Today marks the 17th anniversary of my father's death. Some years are easier than others, but I have missed him more today than I did in the weeks and months immediately after his death. At eleven years old, I mourned the loss of my dad and a stable family. At 28 years old, I mourn the lost opportunity to know him as a person and for my kids to have known their grandfather.
Today seems to hit harder for a lot of reasons:
- Today was a dreary Sunday, just like on the day he died. I found myself looking at the clock throughout the day, thinking about what I was doing at the same time 17 years ago.
- I've been deep cleaning our office closet the past week.
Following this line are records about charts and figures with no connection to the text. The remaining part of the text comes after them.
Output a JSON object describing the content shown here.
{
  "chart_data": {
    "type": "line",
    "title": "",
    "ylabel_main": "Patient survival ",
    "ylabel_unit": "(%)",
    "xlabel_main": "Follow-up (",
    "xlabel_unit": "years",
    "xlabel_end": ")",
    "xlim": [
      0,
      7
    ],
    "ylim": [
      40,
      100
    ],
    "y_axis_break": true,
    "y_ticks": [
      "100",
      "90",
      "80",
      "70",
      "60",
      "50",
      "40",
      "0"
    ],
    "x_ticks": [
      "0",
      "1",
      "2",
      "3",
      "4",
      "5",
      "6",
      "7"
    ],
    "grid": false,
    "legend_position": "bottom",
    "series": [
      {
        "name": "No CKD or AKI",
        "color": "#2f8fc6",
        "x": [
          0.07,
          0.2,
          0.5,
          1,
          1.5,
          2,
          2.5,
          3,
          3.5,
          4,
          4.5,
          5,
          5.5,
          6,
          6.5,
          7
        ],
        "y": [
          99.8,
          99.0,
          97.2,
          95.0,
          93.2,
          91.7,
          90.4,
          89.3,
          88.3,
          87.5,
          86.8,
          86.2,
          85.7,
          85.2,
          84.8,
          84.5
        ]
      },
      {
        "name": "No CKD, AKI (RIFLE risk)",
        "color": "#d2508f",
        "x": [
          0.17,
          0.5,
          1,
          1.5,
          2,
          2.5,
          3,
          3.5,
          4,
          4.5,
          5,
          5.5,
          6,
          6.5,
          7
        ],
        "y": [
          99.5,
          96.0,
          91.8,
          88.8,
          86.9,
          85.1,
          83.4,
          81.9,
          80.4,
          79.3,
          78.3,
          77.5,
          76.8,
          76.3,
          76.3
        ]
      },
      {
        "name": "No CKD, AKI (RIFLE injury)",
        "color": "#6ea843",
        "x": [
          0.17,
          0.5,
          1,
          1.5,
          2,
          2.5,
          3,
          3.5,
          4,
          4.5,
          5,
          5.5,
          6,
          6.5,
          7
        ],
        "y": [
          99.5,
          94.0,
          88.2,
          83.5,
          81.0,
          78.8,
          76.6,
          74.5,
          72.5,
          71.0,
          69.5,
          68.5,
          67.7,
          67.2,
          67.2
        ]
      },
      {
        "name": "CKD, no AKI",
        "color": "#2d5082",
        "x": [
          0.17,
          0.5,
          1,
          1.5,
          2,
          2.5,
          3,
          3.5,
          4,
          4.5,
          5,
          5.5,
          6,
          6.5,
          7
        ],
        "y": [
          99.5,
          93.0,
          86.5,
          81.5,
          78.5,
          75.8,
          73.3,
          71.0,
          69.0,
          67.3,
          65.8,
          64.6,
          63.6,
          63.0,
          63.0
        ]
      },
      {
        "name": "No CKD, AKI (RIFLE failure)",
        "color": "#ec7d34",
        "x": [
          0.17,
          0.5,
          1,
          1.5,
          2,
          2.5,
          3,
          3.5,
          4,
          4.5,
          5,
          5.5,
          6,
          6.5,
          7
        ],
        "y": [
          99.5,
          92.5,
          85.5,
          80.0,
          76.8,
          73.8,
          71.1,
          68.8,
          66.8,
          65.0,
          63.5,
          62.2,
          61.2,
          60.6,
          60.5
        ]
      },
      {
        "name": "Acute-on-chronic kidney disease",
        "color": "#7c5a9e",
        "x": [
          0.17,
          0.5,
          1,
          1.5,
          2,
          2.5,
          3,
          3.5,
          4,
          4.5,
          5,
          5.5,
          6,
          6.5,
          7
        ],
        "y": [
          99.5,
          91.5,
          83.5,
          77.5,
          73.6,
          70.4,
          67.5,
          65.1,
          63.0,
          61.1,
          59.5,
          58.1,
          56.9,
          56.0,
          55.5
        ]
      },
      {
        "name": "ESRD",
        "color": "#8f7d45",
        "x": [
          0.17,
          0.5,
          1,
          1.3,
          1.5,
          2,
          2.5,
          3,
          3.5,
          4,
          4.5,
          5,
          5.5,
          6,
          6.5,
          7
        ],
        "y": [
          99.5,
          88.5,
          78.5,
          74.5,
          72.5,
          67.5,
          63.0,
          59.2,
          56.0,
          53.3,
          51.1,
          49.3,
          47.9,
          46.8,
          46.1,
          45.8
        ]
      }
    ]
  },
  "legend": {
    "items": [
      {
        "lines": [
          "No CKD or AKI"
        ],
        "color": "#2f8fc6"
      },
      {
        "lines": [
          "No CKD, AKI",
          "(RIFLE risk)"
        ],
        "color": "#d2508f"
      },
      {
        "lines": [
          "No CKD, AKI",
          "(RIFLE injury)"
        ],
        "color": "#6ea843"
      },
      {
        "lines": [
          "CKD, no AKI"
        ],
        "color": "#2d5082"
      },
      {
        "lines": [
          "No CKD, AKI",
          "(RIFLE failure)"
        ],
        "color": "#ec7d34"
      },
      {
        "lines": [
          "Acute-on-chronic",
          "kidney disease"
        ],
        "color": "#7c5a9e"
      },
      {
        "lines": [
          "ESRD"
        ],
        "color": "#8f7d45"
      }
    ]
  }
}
I'm slowly uncovering baby books, my mother's journal, and hundreds of loose photos. All of these objects from my childhood help me piece together what my father was like as a person, but there are many pieces still missing.
- Last night Jesse and I attempted to discuss our opposing religious beliefs and how they will shape our kids' beliefs. I want nothing more than to ask my father about his religious beliefs (or lack thereof) and get his opinion on raising children in the church. I have so many questions.
- James is named after Dad. After James' recent ER visit to get a staple in his head, multiple people have commented about how James resembles Dad, with his looks and rough-and-tumble behavior. This is so bittersweet for me.
- The kids are so lucky to have a great PaPa, but I can't help but think about how much they would be loved by their grandfather. The kids are at such a fun, interactive age. I just wish my dad could know me as a mom and wife and be able to play with his grandkids.